While the dog days of summer seem like they will never end, fall is actually right around the corner. For many of us, that means pumpkin patches and apple cider. But it’s also a golden opportunity to start planning your own veggie garden using the autumn leaves that will soon cover your yard.

Leaves are one of the best ingredients for healthy vegetable garden soil. They contain three major plant nutrients (nitrogen, potassium, phosphorus), and mineral micronutrients that plants need. These nutrients and micronutrients become available to plants through decomposition by soil microbes. Earthworms pull leaf pieces down from the surface, eating them as they tunnel through soil. The worms aerate and fertilize the soil with their feces, making nutrients available to small soil critters and microbes, including the bacteria and fungi that play a major role in the decomposition and growth processes.

If you start covering your garden in fall foliage early, by the time spring arrives you will have healthy soil ready to produce delicious cucumbers, tomatoes and beans.
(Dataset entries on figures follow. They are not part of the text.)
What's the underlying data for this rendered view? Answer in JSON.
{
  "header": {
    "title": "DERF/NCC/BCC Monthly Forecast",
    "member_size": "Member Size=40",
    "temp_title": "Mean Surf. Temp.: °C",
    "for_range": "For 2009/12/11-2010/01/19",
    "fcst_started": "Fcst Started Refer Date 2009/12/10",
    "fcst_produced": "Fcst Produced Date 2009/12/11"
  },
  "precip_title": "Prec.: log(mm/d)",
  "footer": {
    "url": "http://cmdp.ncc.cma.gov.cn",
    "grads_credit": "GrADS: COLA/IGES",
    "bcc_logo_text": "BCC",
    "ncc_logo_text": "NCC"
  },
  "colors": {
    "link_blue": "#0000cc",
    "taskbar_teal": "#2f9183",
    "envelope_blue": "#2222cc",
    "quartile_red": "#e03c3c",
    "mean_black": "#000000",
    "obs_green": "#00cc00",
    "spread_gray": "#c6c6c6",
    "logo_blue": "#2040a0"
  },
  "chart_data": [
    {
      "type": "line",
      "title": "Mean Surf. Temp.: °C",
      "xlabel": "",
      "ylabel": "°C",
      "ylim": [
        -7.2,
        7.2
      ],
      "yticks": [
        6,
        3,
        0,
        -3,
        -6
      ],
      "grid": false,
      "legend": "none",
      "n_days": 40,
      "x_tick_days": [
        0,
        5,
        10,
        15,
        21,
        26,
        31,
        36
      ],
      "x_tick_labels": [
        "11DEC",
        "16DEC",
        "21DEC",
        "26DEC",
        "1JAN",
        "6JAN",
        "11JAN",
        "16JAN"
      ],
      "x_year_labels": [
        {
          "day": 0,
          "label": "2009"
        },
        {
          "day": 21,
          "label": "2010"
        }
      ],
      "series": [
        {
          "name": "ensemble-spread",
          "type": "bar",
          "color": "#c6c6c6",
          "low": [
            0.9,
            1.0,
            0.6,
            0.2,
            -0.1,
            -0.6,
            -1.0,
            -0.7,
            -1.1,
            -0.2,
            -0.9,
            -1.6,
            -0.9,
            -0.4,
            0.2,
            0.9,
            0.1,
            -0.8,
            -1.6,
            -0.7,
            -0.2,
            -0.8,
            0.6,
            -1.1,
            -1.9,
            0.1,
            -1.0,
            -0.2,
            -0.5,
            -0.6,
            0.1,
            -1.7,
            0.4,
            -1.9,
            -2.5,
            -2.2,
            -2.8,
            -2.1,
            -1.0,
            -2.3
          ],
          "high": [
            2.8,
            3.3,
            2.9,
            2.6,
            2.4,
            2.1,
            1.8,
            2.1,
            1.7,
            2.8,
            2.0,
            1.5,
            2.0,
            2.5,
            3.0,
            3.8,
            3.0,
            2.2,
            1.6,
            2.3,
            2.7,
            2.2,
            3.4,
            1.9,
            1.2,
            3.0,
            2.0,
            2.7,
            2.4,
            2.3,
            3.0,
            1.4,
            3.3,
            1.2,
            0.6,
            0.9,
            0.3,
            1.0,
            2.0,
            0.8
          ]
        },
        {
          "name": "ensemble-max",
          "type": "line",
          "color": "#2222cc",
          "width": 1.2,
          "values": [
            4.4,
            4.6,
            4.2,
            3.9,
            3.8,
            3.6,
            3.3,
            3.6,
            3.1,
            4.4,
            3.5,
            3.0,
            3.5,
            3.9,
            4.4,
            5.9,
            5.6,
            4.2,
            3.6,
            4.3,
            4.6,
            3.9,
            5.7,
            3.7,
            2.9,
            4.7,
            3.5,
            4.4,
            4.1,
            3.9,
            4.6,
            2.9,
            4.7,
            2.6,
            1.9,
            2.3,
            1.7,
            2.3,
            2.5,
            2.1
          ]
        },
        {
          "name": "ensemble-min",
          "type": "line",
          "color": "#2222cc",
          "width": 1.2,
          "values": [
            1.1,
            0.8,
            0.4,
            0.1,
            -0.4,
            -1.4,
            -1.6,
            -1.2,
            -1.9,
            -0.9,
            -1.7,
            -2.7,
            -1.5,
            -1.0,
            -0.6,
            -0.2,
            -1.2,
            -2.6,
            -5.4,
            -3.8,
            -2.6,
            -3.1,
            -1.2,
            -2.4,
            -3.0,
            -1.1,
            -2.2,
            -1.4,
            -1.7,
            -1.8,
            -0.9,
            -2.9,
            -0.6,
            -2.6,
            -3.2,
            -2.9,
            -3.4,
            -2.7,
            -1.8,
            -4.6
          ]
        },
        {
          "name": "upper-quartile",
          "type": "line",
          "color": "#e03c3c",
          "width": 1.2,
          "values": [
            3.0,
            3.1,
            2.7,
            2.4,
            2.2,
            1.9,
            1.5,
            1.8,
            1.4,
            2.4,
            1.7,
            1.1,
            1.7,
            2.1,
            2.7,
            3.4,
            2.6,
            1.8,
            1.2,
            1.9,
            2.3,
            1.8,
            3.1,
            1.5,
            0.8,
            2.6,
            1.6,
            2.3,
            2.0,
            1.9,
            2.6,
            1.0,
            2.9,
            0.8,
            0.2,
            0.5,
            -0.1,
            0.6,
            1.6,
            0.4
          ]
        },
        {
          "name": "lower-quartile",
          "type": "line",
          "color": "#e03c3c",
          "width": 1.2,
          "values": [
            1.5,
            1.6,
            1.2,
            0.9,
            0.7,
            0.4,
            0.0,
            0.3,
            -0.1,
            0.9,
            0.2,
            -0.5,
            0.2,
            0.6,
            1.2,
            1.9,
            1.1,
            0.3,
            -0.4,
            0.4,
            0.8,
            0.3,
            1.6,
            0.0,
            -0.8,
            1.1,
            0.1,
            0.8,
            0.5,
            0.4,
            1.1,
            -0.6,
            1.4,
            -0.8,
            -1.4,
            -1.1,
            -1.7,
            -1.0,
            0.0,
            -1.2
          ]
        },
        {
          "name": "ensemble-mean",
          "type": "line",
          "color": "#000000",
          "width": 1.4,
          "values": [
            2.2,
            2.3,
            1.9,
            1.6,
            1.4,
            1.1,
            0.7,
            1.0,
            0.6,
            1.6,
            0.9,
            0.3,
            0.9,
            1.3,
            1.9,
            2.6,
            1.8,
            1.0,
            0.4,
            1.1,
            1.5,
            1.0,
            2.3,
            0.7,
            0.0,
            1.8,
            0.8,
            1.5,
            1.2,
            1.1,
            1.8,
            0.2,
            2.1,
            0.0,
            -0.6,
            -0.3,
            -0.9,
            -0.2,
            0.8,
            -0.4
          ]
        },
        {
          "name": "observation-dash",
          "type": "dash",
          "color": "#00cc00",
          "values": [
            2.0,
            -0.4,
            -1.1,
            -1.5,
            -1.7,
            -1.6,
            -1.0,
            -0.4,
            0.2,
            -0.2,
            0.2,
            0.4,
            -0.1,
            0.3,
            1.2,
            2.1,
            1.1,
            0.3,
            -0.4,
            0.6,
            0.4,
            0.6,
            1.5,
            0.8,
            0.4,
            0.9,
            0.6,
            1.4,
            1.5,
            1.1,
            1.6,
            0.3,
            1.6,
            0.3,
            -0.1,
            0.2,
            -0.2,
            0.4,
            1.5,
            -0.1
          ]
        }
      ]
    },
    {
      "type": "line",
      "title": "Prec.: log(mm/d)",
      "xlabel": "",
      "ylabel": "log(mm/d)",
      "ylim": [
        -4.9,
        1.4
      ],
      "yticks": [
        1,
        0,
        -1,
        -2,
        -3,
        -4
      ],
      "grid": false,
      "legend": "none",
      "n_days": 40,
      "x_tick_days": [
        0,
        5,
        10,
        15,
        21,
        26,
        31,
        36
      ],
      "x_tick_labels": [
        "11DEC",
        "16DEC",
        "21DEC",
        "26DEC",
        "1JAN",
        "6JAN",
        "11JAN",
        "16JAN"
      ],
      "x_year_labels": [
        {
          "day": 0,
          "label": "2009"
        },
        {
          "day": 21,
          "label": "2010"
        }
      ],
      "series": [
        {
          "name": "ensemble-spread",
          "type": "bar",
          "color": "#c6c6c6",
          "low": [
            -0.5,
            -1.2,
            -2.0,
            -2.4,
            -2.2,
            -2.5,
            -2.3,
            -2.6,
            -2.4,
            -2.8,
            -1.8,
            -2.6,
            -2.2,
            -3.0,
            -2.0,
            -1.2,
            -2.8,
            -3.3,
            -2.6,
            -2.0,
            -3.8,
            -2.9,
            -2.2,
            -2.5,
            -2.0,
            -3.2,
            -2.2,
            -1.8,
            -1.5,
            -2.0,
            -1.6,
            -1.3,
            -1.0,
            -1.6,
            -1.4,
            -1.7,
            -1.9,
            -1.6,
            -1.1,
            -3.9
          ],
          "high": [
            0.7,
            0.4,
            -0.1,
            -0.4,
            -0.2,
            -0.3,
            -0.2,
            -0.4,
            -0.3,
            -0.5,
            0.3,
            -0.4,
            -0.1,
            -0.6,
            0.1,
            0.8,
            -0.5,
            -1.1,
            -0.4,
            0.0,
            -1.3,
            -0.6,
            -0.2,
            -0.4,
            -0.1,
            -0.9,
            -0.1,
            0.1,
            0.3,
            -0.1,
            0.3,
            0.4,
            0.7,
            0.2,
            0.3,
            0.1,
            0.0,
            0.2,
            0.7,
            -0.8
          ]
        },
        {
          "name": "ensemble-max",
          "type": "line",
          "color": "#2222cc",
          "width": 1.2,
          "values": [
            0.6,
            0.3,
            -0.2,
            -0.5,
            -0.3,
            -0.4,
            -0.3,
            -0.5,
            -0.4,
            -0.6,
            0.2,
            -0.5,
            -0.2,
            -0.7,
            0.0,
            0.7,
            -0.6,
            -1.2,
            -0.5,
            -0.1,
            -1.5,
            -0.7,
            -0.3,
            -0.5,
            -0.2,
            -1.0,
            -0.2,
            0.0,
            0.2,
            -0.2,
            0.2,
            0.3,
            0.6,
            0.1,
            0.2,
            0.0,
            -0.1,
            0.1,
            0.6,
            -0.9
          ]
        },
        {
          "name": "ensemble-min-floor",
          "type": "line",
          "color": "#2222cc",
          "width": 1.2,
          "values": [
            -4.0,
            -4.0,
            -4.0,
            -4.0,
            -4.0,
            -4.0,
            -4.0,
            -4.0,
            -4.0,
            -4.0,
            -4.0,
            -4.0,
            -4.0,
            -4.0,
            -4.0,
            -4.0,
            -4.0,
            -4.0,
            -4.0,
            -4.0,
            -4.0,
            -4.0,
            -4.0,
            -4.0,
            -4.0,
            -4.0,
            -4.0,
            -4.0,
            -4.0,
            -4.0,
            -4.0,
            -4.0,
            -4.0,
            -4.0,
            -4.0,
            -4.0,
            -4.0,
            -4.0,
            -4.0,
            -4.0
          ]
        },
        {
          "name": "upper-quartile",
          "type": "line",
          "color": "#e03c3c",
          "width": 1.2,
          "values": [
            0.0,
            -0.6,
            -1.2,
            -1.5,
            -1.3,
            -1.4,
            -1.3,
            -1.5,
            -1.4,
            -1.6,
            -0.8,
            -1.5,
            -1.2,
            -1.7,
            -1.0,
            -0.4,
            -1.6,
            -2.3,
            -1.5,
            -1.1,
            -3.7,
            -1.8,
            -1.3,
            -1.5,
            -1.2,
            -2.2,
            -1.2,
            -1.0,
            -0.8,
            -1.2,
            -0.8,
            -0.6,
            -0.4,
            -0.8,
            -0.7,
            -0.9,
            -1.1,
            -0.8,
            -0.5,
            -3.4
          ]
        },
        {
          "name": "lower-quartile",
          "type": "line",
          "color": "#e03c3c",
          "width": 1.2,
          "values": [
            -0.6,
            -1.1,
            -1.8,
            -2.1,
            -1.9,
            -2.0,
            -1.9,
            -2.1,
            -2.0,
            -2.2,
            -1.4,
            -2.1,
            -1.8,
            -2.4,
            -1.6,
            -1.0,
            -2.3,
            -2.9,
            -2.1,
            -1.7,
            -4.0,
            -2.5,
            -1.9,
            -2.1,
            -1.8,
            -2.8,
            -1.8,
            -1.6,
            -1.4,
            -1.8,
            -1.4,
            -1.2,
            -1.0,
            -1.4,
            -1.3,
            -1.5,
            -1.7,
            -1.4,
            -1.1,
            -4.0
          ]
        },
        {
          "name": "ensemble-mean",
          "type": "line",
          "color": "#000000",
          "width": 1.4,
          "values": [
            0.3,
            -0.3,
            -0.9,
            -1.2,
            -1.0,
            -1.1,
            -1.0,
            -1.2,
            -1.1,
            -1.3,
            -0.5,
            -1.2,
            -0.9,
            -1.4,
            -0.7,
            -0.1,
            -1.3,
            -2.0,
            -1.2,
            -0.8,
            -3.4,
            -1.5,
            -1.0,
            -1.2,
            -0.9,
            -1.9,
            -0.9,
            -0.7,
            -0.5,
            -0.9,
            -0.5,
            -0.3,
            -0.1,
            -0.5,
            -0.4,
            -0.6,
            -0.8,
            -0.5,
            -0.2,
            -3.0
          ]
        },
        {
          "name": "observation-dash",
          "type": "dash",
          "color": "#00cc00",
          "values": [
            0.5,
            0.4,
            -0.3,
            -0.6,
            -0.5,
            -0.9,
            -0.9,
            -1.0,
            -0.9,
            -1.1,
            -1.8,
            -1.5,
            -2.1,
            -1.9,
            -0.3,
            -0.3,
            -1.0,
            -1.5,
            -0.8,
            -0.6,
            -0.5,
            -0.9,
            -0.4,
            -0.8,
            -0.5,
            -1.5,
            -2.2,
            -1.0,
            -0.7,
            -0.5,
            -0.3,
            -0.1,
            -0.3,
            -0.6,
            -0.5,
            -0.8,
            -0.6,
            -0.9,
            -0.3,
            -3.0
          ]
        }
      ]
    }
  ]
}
To get started, you are going to want to shred the leaves before you spread them around your garden. Unshredded leaves take longer to break down, which means nutrients won’t be readily available.

To shred them, you can mow over leaves several times and then rake them up. Some people also use weed whackers inside a trash can full of leaves, or you can use a leaf shredder. Once you have a large pile of shredded leaves, fork them in. Be sure to water them well all season, and by the time spring rolls around you will have potent soil ready to provide you with fresh produce.